“Yeah, I’ve got a condom on my heart, don’t sweat it.”
“I’m serious, Orion.”
I keep my eyes on Valentino, wanting to kiss the hell out of him. Holding back my feelings is like sinking into quicksand; the deeper and deeper I’m buried, the more desperate I am to breathe. “I’m serious too. It’s just getting harder and harder acting like I don’t like him. Every minute that passes, I care more.”
“Do you think it’s extra charged because it’s his End Day?”
“I was feeling my feelings before I knew he was a Decker. My heart knows what’s up.”
“Then you better get back to him,” Dalma says, meaning it. “Tell him I said hi?”
“I will. I love you, D.”
“I love you too, O.”
We hang up, and I feel more at ease, like I’ve got one less hand gripping my heart as I get ready to hit Ground Zero.
I rejoin Valentino. “Dalma says hi.”
“Tell her I say hi back next time you speak to her. Is she okay?”
“All good.” I look down the street, knowing that when we turn the corner, everything I’ve been avoiding for years will come into view. “You still want to do this? Legit zero offense if there’s somewhere else you want to go.”
“I’m still in. Are you?”
“I am,” I say.
Half-lie, half-truth.
I take the first step, aka the most important one. The rest follow. I don’t turn back at the last second. I keep moving forward into this strangely chilling ghost town. This is supposed to be the city that never sleeps, but it’s almost noon, and it’s quiet and dark, the sun blocked by the high-rise buildings. I immediately think about writing a story about a boy who follows the sound of footprints left by invisible spirits, and when they step into the sunlight, they’re revealed to be his parents, giving him the chance to finally say goodbye. I have a small, stupid envy for that fictitious kid who gets closure.
The deeper I go into the darkness, the eerier it becomes.
“I’m starting to feel like you shouldn’t be here,” I say.
“I’m not going anywhere,” Valentino says.
If he dies here, not only am I never returning to this spot, I’m getting the hell out of this city.
Another minute in, things start feeling less like a graveyard but still alarming. This is the construction site where they’ve been building the memorial for the past few years, and it’s heavily guarded. There are steel barricades and blue wooden barriers and chain fences and cinder blocks and police officers standing outside their cop cars.
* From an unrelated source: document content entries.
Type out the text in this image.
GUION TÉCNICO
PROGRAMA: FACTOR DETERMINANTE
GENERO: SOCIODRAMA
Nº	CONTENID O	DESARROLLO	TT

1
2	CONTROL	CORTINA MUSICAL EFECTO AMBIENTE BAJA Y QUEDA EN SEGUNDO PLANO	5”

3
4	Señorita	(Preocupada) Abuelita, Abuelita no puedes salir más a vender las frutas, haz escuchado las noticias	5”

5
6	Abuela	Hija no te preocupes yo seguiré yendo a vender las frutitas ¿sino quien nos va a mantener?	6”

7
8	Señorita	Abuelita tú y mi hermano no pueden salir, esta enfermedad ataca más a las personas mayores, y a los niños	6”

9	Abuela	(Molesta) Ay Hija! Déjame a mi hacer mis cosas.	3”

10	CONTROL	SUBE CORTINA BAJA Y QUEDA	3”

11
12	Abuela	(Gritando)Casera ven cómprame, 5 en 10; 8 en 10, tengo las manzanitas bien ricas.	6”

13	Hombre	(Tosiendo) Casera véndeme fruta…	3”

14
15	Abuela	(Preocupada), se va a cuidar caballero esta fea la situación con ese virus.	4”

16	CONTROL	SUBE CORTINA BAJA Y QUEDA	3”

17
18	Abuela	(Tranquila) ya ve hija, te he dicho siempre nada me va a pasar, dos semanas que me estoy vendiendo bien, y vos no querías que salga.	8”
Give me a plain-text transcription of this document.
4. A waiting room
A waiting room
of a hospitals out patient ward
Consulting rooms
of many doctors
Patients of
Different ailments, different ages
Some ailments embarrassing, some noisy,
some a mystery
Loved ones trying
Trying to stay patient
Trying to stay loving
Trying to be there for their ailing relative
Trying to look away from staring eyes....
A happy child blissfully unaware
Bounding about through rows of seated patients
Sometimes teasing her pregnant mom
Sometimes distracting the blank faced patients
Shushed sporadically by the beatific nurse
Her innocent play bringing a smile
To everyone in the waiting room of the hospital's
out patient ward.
No one is getting through. Security is going strong, as if someone might launch another attack during the construction of the memorial; it reminds me of making sandcastles at the beach when you have to dig moats if you don’t want the waves destroying everything you’ve built. I can’t even see any of the memorial-in-the-making yet, I’d have to climb up one of those cranes to get a bird’s-eye view. But I already know what’s there—and what’s not there. It’s a hole in the world where the Twin Towers once stood, and I feel like it’s sucking me in, like a whirlpool.
As a family member of the fallen, I’ve gotten occasional updates about all the ways they want to memorialize the victims. There will be twin waterfall pools where the towers were. This Survivor Tree that was in the area, and, well the name kind of tells you the rest. Some stone monoliths studded with Trade Center steel they recovered during cleanup. And, of course, inscribing the names of everyone who died, from those in the planes and towers and the Pentagon to the first responders and recovery workers. But I’m not going to be able to see any of it until next fall for the tenth anniversary; if I even make it to then.